Classification — Explained

Definition

Classification is one of the two main families in supervised learning. The model is asked to pick one label from a predefined set for every input it sees. Three flavors based on label count: binary classification (spam/ham, malignant/benign), multi-class (dog/cat/ bird/fish), and multi-label (a movie can be both action and comedy).

The output is rarely a hard label; it's usually a probability distribution over classes. The model says "87% spam, 13% ham" and you turn that into a decision with a threshold. The threshold moves with the cost of mistakes: in cancer screening you keep it high to avoid false positives; in fraud detection you lower it to avoid missing fraud.

Classification is an old problem; logistic regression, decision trees, SVMs, k-NN, and neural networks all solve it. Choosing among them depends on dataset size, explainability needs, class imbalance, and so on.

Analogy

Picture a postal sorter at a mail room. They glance at every envelope and toss it in the right slot: "Marketing", "Bills", "Important", "Junk". With the patterns they learned years ago, they sort dozens a second without thinking. Sometimes they hesitate — they're weighing probabilities, and that's exactly what your model produces. The threshold is the sorter's caution: when uncertain, send it to "Important" because the cost of misfiling that one is highest.

Real-world example

A news site wants to auto-flag hate speech in comments. Editors have hand-labeled 50,000 comments as "clean", "profanity", or "hate speech". A three-class classification problem.

The trained model outputs three probabilities per new comment. The product lead picks thresholds: above 40% "profanity" → send to moderator queue; above 25% "hate speech" → auto-hide. When a mistake surfaces, the lead tightens or relaxes a threshold. There is no single "safety band"; each class is tuned by its business cost.

Code examples

scikit-learn · binary classificationPython

from sklearn.linear_model import LogisticRegression
from sklearn.metrics import classification_report
from sklearn.model_selection import train_test_split

# X: features, y: 0 (ham) or 1 (spam)
X_train, X_test, y_train, y_test = train_test_split(X, y, test_size=0.2)

model = LogisticRegression()
model.fit(X_train, y_train)

# Probability predictions
probs = model.predict_proba(X_test)[:, 1]

# Pick threshold by cost (default 0.5)
threshold = 0.4
preds = (probs > threshold).astype(int)

# Always look at precision/recall/F1, not just accuracy
print(classification_report(y_test, preds, target_names=["ham", "spam"]))

When to use

Output falls into a finite, discrete set of labels
You have historical data with the correct answers
A decision needs to be automated: archive, block, escalate
Knowing per-class probabilities matters (for threshold tuning)

When not to use

Output is continuous numeric — use regression
Thousands of classes with only a few examples each
Labels are too expensive to collect — try unsupervised or semi-supervised

Common pitfalls

Only looking at accuracy

If 99 of 100 are 'ham', a model that always says 'ham' scores 99% — and finds zero spam.
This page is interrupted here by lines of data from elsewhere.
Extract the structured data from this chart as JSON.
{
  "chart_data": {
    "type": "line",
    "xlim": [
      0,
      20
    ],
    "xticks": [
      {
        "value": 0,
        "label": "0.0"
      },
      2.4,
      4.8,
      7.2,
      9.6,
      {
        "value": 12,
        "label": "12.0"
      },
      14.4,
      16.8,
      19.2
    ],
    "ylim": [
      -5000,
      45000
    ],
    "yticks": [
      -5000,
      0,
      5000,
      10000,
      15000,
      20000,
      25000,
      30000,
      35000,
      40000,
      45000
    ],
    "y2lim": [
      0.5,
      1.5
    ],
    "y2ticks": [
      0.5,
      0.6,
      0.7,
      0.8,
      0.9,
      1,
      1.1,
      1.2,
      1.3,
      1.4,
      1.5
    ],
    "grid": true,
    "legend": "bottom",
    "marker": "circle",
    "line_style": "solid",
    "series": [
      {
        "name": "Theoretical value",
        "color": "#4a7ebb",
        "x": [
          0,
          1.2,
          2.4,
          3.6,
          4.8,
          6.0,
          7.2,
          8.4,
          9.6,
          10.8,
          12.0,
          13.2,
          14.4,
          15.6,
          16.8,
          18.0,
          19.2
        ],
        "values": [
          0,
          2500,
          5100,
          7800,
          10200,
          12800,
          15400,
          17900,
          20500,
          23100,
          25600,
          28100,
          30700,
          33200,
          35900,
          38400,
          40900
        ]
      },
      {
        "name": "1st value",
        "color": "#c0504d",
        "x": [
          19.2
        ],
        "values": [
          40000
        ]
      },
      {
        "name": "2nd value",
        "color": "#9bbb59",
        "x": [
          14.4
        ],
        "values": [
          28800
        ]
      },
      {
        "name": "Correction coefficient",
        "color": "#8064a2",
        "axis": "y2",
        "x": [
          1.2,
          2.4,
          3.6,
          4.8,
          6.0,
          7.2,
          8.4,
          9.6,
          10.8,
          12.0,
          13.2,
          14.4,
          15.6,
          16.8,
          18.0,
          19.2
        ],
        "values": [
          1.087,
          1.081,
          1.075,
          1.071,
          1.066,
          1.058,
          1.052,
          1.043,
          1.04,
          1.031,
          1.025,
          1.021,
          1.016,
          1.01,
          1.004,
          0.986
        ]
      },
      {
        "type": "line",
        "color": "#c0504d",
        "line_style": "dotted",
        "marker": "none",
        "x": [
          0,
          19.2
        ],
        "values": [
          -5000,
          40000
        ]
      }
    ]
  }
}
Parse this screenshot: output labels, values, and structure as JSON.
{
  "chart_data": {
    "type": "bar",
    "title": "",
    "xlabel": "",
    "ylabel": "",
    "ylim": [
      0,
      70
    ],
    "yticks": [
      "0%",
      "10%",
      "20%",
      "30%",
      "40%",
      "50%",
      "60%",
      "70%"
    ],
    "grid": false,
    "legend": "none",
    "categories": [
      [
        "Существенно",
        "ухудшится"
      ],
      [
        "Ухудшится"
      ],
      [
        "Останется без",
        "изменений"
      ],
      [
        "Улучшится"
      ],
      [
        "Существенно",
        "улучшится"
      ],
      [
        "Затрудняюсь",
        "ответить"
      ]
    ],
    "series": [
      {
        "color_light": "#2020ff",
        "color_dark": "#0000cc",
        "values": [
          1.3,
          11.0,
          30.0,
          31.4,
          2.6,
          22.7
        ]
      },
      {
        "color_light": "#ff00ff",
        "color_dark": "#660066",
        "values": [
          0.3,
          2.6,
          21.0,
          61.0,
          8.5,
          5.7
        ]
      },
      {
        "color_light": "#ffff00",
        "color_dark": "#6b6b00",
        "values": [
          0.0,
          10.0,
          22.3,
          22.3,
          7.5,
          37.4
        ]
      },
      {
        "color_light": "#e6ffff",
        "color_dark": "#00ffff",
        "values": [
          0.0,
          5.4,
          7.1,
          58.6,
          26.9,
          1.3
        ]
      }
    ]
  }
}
Precision, recall, F1, confusion matrix are non-negotiable.

Forgetting the threshold

Most libraries default to 0.5. In health, security, fraud, that's wrong. Compute the cost of false positives vs false negatives and tune accordingly.

Ignoring class imbalance

If the positive class is under 1%, a model can look 'good' by predicting negative. Use SMOTE, class weights, balanced sampling to fix the imbalance.